Le week-end où je n'ai pas écrit un seul mot
Ce week-end, j'étais avec des amis au festival Slnko na skalách. Tout y tourne autour de la randonnée extrême — des conférences de gens qui sont arrivés quelque part par leurs propres moyens, et un programme qui va avec. Comme la randonnée a changé ma vie, je ne pouvais pas manquer ça.
J'ai emporté mon travail avec moi.
Sur les délais
Le manuscrit doit être terminé à la mi-novembre. Personne ne m'a fixé ce délai, je me le suis fixé moi-même, parce que sans manuscrit fini rien d'autre ne peut démarrer — ni la relecture, ni la mise en pages, ni la campagne. Cela me donne un rythme d'un chapitre et demi par semaine.

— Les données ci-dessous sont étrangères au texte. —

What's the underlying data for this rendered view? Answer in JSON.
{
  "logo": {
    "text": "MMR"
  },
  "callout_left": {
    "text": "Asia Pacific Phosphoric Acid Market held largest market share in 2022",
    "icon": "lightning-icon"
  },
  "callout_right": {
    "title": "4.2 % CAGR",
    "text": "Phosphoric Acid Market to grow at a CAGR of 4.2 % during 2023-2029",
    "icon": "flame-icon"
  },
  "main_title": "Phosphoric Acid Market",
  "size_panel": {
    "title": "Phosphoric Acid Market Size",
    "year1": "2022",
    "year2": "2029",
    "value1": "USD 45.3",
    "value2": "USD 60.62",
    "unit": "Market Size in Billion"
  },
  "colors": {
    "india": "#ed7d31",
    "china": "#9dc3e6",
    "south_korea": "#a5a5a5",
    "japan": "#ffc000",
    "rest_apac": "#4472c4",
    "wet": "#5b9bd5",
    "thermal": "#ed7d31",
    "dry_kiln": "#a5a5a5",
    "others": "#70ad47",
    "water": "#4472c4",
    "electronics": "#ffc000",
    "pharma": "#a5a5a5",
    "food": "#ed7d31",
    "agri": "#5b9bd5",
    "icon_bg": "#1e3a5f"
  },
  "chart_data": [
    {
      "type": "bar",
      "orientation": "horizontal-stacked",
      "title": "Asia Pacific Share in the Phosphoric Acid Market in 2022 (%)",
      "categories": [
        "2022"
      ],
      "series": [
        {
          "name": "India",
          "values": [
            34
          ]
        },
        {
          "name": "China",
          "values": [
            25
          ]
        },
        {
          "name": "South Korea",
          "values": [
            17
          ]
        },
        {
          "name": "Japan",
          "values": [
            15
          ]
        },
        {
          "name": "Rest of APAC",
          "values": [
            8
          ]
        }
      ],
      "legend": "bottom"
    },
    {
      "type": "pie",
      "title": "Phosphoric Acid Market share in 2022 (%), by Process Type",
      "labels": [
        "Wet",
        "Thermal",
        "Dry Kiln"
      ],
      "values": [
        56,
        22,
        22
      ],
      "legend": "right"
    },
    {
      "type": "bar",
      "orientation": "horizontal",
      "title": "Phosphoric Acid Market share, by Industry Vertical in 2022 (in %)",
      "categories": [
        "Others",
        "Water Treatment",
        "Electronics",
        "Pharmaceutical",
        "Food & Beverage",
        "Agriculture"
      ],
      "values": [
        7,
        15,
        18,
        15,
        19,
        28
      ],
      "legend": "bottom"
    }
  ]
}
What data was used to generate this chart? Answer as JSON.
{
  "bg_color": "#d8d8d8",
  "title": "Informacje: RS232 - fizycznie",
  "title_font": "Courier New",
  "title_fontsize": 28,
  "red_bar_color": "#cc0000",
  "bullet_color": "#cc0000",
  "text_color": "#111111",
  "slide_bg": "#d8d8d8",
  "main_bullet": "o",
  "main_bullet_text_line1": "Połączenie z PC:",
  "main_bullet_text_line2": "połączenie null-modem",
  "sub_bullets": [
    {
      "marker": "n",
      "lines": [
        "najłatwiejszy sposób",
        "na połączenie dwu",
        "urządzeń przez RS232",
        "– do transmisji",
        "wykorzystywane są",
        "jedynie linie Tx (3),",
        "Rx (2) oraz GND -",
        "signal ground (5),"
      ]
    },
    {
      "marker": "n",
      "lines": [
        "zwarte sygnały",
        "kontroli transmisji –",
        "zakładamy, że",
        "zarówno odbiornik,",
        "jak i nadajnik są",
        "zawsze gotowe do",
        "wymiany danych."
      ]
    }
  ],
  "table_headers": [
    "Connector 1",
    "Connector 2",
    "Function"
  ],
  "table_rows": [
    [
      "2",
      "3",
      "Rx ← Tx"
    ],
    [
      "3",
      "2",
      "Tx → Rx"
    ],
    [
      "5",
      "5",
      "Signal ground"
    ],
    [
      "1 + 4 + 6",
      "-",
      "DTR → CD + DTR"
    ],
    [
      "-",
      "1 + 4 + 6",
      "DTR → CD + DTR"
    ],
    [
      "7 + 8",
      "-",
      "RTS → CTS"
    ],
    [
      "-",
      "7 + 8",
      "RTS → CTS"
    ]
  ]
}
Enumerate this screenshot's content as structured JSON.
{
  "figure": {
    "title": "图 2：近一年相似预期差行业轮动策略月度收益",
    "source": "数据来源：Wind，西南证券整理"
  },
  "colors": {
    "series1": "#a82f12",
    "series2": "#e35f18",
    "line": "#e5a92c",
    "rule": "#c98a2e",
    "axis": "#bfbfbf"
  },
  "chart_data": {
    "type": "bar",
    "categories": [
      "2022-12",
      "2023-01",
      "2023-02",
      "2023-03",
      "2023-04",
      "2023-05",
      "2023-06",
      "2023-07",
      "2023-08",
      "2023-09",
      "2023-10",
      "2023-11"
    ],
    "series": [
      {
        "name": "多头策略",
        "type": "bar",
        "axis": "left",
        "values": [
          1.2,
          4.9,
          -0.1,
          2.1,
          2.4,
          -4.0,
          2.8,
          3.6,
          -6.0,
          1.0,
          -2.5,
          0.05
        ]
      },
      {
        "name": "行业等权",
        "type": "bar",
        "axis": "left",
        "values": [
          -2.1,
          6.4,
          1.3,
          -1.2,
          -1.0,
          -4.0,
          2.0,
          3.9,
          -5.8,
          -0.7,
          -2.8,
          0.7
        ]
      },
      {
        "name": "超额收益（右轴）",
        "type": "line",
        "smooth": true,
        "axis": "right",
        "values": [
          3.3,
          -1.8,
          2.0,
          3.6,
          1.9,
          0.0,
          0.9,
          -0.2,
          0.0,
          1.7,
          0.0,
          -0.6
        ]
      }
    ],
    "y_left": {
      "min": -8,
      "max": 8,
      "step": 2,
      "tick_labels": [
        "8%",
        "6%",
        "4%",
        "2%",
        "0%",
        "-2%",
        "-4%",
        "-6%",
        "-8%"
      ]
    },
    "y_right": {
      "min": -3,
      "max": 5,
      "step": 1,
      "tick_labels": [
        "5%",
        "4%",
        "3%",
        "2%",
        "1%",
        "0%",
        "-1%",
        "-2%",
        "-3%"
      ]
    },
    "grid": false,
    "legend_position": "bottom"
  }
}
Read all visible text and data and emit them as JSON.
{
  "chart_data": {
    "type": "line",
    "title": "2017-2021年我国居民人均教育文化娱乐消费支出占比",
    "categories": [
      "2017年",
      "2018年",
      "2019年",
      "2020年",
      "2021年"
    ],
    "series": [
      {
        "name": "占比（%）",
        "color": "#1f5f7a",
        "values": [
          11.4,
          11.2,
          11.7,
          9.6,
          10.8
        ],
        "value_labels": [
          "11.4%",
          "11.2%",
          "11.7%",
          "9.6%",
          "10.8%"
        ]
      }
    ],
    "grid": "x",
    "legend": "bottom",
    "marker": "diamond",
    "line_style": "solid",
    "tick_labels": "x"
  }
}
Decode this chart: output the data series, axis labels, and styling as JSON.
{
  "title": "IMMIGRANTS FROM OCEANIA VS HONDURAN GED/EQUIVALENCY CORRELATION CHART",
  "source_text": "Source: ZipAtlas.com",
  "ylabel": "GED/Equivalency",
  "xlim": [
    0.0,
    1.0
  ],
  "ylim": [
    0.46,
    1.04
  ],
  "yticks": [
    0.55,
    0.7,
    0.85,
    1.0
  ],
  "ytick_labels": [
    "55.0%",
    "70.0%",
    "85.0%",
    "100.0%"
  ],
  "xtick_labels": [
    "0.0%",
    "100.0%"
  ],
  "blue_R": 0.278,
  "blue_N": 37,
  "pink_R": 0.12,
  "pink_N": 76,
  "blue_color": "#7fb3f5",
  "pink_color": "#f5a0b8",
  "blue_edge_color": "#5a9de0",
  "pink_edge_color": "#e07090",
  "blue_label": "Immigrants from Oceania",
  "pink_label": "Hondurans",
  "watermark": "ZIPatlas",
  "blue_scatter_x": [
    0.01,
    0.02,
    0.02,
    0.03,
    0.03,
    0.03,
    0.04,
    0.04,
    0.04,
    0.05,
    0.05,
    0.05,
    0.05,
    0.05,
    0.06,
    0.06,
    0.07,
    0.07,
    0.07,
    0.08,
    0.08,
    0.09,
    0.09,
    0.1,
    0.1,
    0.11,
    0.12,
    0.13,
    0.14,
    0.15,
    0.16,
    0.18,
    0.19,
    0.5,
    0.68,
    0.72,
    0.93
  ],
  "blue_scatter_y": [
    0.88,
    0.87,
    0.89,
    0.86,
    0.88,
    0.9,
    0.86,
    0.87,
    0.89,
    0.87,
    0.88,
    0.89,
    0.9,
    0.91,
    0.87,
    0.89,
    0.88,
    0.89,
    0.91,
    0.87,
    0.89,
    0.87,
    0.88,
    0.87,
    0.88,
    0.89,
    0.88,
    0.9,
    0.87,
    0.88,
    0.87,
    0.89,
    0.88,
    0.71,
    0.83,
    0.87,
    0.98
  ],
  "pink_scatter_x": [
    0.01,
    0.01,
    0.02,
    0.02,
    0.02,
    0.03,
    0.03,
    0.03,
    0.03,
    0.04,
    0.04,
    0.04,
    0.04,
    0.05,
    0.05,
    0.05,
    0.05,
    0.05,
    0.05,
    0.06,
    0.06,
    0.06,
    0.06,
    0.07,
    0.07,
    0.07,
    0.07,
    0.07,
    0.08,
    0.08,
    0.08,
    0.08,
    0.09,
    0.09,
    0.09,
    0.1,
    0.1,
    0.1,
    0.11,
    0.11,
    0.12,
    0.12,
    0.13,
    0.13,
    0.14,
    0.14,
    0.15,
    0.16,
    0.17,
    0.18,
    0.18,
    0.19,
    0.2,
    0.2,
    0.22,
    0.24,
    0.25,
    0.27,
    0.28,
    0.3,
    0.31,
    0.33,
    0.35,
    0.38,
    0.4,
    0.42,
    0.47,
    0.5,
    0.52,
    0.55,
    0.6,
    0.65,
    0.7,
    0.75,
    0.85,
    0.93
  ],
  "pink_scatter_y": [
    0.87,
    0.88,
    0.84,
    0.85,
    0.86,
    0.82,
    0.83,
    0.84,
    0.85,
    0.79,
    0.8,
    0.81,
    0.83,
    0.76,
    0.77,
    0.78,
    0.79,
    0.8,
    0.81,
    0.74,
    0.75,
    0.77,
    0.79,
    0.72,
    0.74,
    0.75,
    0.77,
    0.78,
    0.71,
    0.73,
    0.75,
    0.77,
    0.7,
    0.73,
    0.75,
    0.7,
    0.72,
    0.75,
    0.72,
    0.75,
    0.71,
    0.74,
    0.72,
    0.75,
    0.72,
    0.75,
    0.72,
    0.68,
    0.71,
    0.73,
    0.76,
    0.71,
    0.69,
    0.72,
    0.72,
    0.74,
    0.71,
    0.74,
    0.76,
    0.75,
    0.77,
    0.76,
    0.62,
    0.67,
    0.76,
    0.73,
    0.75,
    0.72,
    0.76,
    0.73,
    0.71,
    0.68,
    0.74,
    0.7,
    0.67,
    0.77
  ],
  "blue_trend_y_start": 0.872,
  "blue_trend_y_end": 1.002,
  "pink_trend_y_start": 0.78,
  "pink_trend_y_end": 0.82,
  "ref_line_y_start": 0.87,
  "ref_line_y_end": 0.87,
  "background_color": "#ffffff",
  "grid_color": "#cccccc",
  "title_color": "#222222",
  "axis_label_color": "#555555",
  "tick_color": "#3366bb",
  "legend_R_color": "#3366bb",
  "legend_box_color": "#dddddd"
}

La semaine d'avant, j'en ai écrit un. J'étais donc déjà en retard avant de partir et je me suis dit que je rattraperais ça au festival. Où trouver un meilleur endroit pour écrire un livre que dans une forêt sous les rochers.
C'est une illusion à laquelle j'ai cru tout à fait volontairement.
Sur le fait de dormir en hamac
Je voulais profiter pleinement de la nature, alors je n'ai pas dormi sous la tente. J'ai accroché un hamac entre deux arbres, avec vue directe sur le ciel. Ça aussi, je me le suis justifié par le travail — que ce serait une inspiration pour la journée d'écriture suivante.
Et je vous le dis, quand on s'endort au creux de la nature, on entend des choses qu'on ne perçoit jamais dans une ville bruyante. Les sauterelles. Le vent dans les cimes. La toile se balance lentement sous vous et au-dessus de vous il y a les étoiles.
À trois heures du matin, il s'est mis à pleuvoir. Rien de dramatique — j'ai vite tendu la bâche au-dessus du hamac et j'ai continué à dormir. J'ai encore écouté un moment les gouttes tomber sur la bâche et le vent frapper les arbres, puis je me suis rendormi.
Au matin, mon ordinateur était complètement sec et complètement inutilisé.
Sur les raisons pour lesquelles je n'ai rien écrit
Parce que je profitais de la nature, que je m'occupais de mes copains et que j'allais au programme. C'est toute l'explication et je n'ai rien à y ajouter.
Une partie de moi en est agacée et une autre non. Écrire un livre sur la manière dont j'ai appris à vivre peut arriver au point où ça vous empêche de vivre. Ce week-end, c'était exactement ce dont parle le livre — et si je l'avais passé assis devant un clavier, ç'aurait été un peu ridicule.
Ça ne change rien au fait que je suis en retard. D'un demi-chapitre, exactement. Je le rattrape cette semaine.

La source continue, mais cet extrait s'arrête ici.